It is nearly impossible to overstate how valuable options can be for traders. The benefits to using options for trading are numerous and straightforward. In many cases, the more traders get used to using options, the more they realize how beneficial they can be.
For example, traders will often begin experimenting with options because of the leverage they provide. Having 1 option equate to control of 100 shares of stocks can certainly lead to greater returns than simply using stocks.
However, options leverage is more than just increasing returns. The leverage component also means traders can trade stock they may not normally be able to afford. Take Amazon (AMZN) for example. It’s nearly an $1,800 stock. With options, you could conceivably control 100 shares ($18,000 worth) of AMZN for a few hundred dollars.
Options can also provide access to strategies traders may not normally be comfortable with, such as short selling stock or trading commodities. Using options can make these strategies simpler and safer than they’d otherwise be.

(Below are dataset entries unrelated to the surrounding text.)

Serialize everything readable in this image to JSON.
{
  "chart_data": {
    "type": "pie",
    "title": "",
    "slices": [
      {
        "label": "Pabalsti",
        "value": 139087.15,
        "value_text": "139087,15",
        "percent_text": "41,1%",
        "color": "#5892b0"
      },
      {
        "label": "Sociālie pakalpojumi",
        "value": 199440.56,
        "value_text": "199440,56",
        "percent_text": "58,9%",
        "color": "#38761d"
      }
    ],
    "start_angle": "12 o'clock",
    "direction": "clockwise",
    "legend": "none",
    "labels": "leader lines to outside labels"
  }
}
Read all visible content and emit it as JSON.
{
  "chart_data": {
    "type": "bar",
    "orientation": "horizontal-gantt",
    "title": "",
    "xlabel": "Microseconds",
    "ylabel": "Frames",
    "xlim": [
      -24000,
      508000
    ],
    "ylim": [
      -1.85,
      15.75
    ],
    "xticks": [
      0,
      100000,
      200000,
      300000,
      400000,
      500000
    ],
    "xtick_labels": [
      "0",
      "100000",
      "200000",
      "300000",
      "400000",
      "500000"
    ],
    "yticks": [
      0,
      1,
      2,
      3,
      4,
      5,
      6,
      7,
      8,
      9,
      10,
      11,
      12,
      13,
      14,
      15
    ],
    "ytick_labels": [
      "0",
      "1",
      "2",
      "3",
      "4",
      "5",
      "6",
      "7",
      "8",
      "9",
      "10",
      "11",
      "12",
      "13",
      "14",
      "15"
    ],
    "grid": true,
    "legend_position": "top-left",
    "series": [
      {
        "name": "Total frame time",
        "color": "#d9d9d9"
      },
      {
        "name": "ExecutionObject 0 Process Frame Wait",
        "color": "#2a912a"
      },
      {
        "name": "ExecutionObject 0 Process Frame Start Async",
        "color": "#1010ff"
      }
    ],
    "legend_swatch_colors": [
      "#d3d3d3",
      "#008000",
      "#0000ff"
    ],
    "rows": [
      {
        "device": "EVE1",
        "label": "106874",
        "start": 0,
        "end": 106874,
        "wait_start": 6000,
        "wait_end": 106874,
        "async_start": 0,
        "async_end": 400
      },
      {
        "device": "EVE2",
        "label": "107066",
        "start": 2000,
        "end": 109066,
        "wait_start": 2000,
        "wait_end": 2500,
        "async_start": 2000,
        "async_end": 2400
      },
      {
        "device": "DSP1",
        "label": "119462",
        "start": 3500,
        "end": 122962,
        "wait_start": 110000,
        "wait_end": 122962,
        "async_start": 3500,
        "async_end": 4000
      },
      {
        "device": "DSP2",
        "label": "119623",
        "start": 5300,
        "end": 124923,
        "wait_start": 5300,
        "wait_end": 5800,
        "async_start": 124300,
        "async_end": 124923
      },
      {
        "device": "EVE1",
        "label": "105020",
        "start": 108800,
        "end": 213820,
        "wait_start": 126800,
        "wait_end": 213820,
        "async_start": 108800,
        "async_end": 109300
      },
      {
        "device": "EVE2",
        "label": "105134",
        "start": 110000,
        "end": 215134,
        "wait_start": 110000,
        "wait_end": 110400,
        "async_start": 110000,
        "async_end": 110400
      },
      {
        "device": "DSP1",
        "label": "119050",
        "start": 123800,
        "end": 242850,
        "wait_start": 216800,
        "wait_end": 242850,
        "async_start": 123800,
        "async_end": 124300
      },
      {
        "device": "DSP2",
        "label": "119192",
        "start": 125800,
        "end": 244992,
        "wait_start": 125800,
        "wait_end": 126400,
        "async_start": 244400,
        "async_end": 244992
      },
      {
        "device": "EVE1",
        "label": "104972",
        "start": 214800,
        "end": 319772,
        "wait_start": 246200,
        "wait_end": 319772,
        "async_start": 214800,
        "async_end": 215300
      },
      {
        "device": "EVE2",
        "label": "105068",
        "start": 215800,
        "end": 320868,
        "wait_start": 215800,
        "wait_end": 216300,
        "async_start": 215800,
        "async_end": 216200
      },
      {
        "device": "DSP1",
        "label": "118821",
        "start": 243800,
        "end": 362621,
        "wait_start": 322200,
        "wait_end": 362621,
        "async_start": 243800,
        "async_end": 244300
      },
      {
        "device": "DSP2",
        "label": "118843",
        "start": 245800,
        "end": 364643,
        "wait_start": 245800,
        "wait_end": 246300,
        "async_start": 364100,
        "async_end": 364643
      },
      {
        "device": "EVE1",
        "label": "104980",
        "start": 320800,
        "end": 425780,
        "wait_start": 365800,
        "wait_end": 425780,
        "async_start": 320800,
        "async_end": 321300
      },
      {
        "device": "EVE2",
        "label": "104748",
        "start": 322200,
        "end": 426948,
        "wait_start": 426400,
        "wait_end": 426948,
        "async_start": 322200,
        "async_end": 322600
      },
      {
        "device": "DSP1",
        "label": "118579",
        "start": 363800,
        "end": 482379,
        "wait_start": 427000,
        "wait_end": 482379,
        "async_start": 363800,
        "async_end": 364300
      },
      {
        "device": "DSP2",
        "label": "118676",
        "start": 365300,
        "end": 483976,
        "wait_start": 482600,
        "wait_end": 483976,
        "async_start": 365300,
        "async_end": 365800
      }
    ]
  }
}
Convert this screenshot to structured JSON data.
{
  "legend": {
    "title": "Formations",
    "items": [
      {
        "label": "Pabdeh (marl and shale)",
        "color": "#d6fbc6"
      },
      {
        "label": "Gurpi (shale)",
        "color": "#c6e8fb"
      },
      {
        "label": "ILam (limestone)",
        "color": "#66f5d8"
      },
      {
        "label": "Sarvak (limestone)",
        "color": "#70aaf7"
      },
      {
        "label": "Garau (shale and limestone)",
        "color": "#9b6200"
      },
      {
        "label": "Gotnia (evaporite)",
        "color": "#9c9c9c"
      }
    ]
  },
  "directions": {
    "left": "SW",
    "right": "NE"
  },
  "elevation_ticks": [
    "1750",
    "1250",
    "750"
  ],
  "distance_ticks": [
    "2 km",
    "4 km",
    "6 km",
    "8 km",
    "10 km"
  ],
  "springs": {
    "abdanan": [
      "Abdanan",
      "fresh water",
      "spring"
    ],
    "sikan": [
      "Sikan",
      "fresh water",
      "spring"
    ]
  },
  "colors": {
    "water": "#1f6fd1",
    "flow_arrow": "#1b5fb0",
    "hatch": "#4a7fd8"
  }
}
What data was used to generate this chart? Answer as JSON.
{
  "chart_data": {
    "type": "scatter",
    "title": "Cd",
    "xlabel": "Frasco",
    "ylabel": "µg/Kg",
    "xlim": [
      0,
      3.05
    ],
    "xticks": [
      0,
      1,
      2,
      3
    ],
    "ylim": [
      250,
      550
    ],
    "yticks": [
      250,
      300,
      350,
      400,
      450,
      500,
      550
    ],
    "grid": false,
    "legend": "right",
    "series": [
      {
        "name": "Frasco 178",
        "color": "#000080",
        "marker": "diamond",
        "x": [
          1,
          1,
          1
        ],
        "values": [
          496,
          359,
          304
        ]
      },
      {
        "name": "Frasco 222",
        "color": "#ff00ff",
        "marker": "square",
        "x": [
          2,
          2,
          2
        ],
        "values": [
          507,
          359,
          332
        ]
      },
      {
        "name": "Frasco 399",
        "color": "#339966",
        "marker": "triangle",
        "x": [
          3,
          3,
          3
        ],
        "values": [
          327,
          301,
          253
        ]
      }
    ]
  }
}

But options can provide other benefits above and beyond how they’re used in trading. In fact, studying the options market and following options action can be highly instructive and rewarding.
Big investment firms, funds, and trading desks will often use the options market to establish their positions in stocks and ETFs. Traders can often get an idea of what the smart money is doing by following big, block trades in options.
Sometimes, block trades will occur in stocks you’ve never heard of or that rarely trade in big volume. These situations can be particularly useful. Not only are they easier to spot among the noise of everyday trading, but it can often be easy to tell what the goal of the trader is.
For instance, let’s look at a large block trade in Knight-Swift Transportation (KNX). The trucking and transportation company trades about 2.5 million shares a day on average, but only about 2,000 options. So, when a massive options trade hits the wire in this name, it can be an eye-opener.
This particular block was a trader buying 20,000 August 35 calls for $2.35 per contract with the stock trading at $32 per share. What this means is that KNX needs to be at $37.35 or above by August expiration for the trade to break even.
The trader is spending $4.7 million for this trade, which is the max loss potential. So, this clearly is a very bullish trade and the strategist is risking a lot on the call purchase. After all, we’re talking about over a $5 move higher (over 15%) in a stock that doesn’t make big moves all that often.
On the other hand, the trade will generate $2 million for every dollar the stock moves higher than the breakeven point. In other words, there is some substantial upside to this strategy. And, it isn’t likely someone is dropping nearly $5 million on calls on a whim.
This is exactly the sort of situation where copying the trade is a reasonable strategy. KNX options don’t trade that much and a straight up call trade is pretty transparent. Someone thinks this stock is going up in the coming weeks. And, for about $250 – $300 you could control 100 shares of KNX for about 5 months.